The RAF goes green

With a 90min Airbus Voyager test flight out of its Brize Norton base, it seems the Royal Air Force has chalked up a world first.

On 16 November the Voyager, the military tanker/transport version of the A330-200, took off with its Rolls-Royce Trent 772B turbofans burning pure, 100% sustainable aviation fuel. Many airlines have operated different types with a mix of standard aviation fuel and SAF – usually less than 50% – but no-one is believed to have used pure SAF before.

On board were an RAF crew supplemented by representatives from the SAF manufacturer BP, Airbus Defence & Space, and engine manufacturer R-R. FlightGlobal has reported a statement by Airbus experimental test pilot Jesus Ruiz, who was the aircraft commander for the test: “From the crew perspective, the SAF operation was ‘transparent’, meaning that no differences were observed operationally. The test plan was exhaustive and robust and has allowed us to compare SAF with JET [A]1.”
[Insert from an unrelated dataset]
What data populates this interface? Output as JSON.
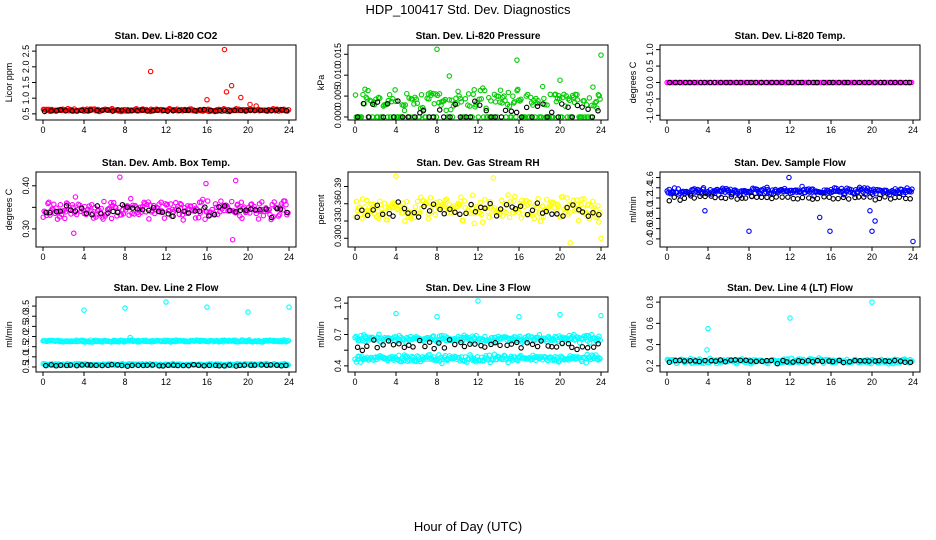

RAF Voyager tanker/transport (Crown Copyright)

BP crafted the SAF from used cooking oil. This being a flight operated in British airspace by my alma mater, the RAF, I have an unaccountably earnest desire to learn that the cooking oil came from the deep-fryers of English Fish & Chip bars. Given that Capt Ruiz confirms the flight went without a hitch, it seems BP successfully ensured the fuel was not contaminated with salt and vinegar!

Joking aside, this is a very welcome achievement, as is the RAF’s stated objective for sustainable flight. Chief of the air staff Air Chief Marshal Sir Mike Wigston says the RAF is committed to achieving net-zero air operations by 2040, a decade ahead of the present global aviation target.